Obama And Romney Mobile Apps Raise Privacy Fears

Privacy Fears Over Obama And Romney Mobile Apps

President Barack Obama and Republican candidate Mitt Romney have both released mobile phone apps for their election campaigns – but experts warn that they both put privacy at risk.

The apps’ main purpose is to enable volunteers to find potential voters to canvass.

However, security concerns were raised in a Reuters report last Wednesday, with Justin Brookman, a consumer privacy expert at the Center for Democracy and Technology, telling the news agency that there was a concern over the apps revealing names and addresses of nearby voters.

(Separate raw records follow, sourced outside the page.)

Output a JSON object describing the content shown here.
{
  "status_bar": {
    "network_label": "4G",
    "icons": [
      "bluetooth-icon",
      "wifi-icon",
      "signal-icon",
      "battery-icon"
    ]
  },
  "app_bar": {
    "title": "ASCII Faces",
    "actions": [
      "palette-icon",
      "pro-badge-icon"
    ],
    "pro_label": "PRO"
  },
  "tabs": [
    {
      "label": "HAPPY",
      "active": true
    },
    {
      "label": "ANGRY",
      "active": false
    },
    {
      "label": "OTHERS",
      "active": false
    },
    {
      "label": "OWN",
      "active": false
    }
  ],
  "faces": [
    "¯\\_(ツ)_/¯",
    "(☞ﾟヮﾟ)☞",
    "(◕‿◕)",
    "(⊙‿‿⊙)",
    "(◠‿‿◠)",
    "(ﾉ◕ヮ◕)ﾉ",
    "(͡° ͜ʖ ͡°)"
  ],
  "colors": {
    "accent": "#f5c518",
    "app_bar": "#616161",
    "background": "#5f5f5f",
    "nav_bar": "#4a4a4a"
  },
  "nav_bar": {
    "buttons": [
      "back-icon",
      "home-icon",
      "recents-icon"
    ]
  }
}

He said: “The concern is making it available to people who may have bad intent and that fear could deter people from giving money or otherwise participating in the political process.”

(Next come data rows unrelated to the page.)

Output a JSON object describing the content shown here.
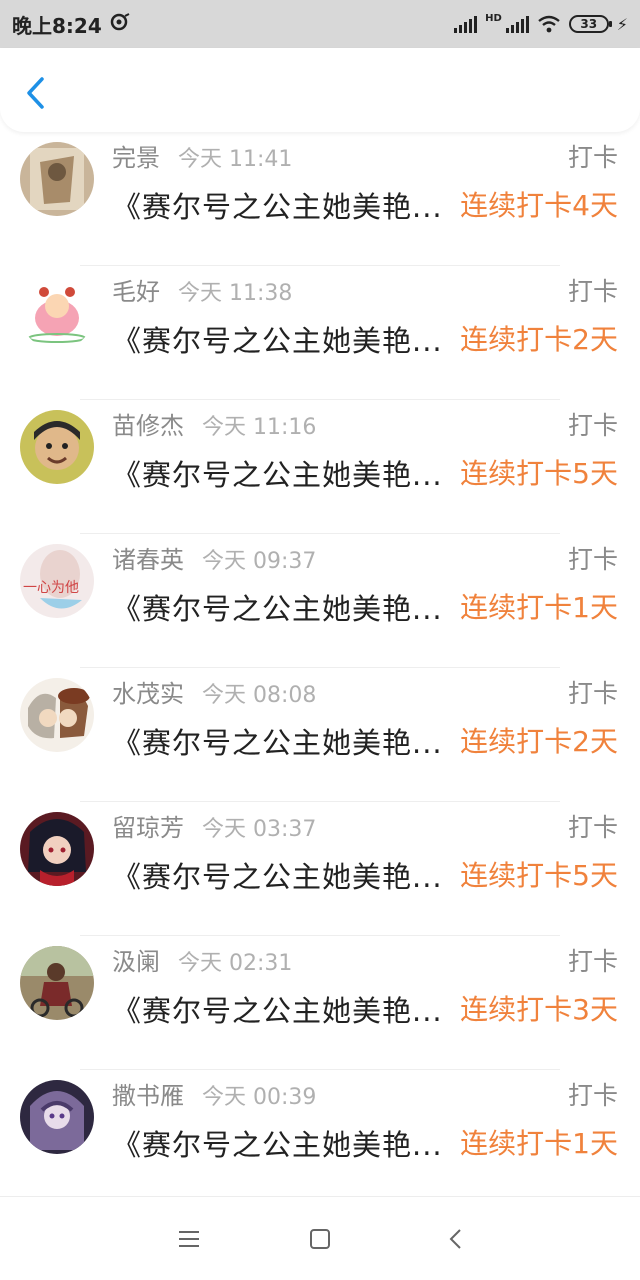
{
  "status_bar": {
    "time": "晚上8:24",
    "hd": "HD",
    "battery": "33"
  },
  "header": {
    "back_icon": "chevron-left-icon"
  },
  "list": [
    {
      "name": "完景",
      "time": "今天 11:41",
      "action": "打卡",
      "title": "《赛尔号之公主她美艳...",
      "streak": "连续打卡4天"
    },
    {
      "name": "毛好",
      "time": "今天 11:38",
      "action": "打卡",
      "title": "《赛尔号之公主她美艳...",
      "streak": "连续打卡2天"
    },
    {
      "name": "苗修杰",
      "time": "今天 11:16",
      "action": "打卡",
      "title": "《赛尔号之公主她美艳...",
      "streak": "连续打卡5天"
    },
    {
      "name": "诸春英",
      "time": "今天 09:37",
      "action": "打卡",
      "title": "《赛尔号之公主她美艳...",
      "streak": "连续打卡1天",
      "avatar_text": "一心为他"
    },
    {
      "name": "水茂实",
      "time": "今天 08:08",
      "action": "打卡",
      "title": "《赛尔号之公主她美艳...",
      "streak": "连续打卡2天"
    },
    {
      "name": "留琼芳",
      "time": "今天 03:37",
      "action": "打卡",
      "title": "《赛尔号之公主她美艳...",
      "streak": "连续打卡5天"
    },
    {
      "name": "汲阑",
      "time": "今天 02:31",
      "action": "打卡",
      "title": "《赛尔号之公主她美艳...",
      "streak": "连续打卡3天"
    },
    {
      "name": "撒书雁",
      "time": "今天 00:39",
      "action": "打卡",
      "title": "《赛尔号之公主她美艳...",
      "streak": "连续打卡1天"
    }
  ],
  "colors": {
    "accent": "#1e90e6",
    "streak": "#f0823c",
    "muted": "#8a8a8a"
  }
}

Lior Strahilevitz, a law professor at University of Chicago, where Obama lectured, stressed that the apps did nothing illegal, but software security firm GFI Labs dug a little deeper and discovered that the apps do access systems and information on mobile phones that some might find worrying.

Junior Threat Researcher Randall Griffith found that the Romney app, once you’ve signed into it through Facebook, is able to post on the users’ behalf and mine data from their friends on the social media site.

It can also access the phone’s audio recording features and camera, for reasons that are unclear.

Randall reports that the Obama app also accesses information some might find too personal.

He wrote in a blog: “[It can] access the user’s phone contact list (which includes names and numbers), call and message logs (only the phone numbers and not the actual voice or text communication).”

He added: “If you value your privacy, be careful what you download to your mobile device.”